You love your family— but curating multiple healthy meals in one day for YEARS is relentless. If cooking burn-out threatens your enthusiasm, cut a few corners, starting with breakfast. You can elevate your healthy cooking positivity with granola. Homemade granola is the morning quick food that doesn’t compromise on nutrition.
I woke up tired and frustrated that morning. It was just before dawn when I crept downstairs to watch the sunrise from the cuddle chair in the kitchen.

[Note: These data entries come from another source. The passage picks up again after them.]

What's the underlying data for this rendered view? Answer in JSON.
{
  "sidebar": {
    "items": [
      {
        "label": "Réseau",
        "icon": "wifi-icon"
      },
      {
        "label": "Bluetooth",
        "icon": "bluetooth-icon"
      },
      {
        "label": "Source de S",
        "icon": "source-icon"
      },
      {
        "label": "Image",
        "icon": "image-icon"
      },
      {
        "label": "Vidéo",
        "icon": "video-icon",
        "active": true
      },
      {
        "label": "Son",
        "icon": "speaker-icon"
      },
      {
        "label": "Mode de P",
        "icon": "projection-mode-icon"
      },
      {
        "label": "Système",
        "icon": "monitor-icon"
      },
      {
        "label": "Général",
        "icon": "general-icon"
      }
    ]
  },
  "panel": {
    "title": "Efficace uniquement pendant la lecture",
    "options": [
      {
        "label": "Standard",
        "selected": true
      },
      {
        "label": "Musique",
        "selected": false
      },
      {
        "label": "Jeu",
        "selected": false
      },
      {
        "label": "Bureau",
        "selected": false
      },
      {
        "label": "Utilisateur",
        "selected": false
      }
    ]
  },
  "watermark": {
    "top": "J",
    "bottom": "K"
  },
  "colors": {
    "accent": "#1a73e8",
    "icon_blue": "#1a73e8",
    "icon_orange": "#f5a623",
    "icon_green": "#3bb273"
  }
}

Responsibilities and commitments mounted in a pile almost as high as my laundry. With my mug of coffee cradled between my palms, a feeling of melancholy and overwhelm strangled any sliver of joy that tried to emerge that morning.
Soon, the kids would wander sleepily downstairs for breakfast. That day, I didn’t have the motivation to wave my magic spatula and transform flour into pancakes.
I poked around the pantry and discovered the glass container of homemade granola. Seeing the fruit of my meal prep from weeks ago rehabilitated my mood. That morning, I needed the perfect balance of nutrition and convenience.
Uninvite sugar to breakfast
But, too often, store-bought granola contains lots of refined sugar. Here’s a tiny reminder that eating plans high in refined carbs and sugar contribute to chronic conditions.
Also, refined sugar is an enemy to your immune system. As we approach cold and flu season, it’s important to focus on foods that nourish your gut and strengthen your immune system. You want your body to pull some jujitsu moves and attack viruses and other germs.
Start your granola girl journey
The time has come for you to shake off some of the bad food habits that hold your body captive in a state of fatigue and meal plan mediocrity. Keep in mind. Homemade granola helps you demolish your sugar habit and rebuild your breakfast plan using real foods. With a handful of basic ingredients, you can serve up a nourishing morning meal without a lot of fuss.
Your new go-to cereal
In most households, cereal is already the feature menu item for breakfast. With the right granola recipe, you can transform a ho-hum breakfast into a powerhouse bowl of crunchy goodness.
- 5 Cups of Organic Oatmeal (not quick cook)
- 1/2 cup of Coconut Oil or Avocado oil
- 1/2 cup of real maple syrup or honey
- 1 teaspoon sea salt
- 2 cups unsweetened shredded coconut
- 2 cups sliced almonds or a combination of nuts and seeds (sunflower, cashews, pecan, pignoli, etc.)
- 1 cup of raisins
- 1 cup of small, diced apricots
- 1 cup of dried cranberries
- Preheat the oven to 350°.
- Cover a 13×18 inch baking sheet with parchment paper.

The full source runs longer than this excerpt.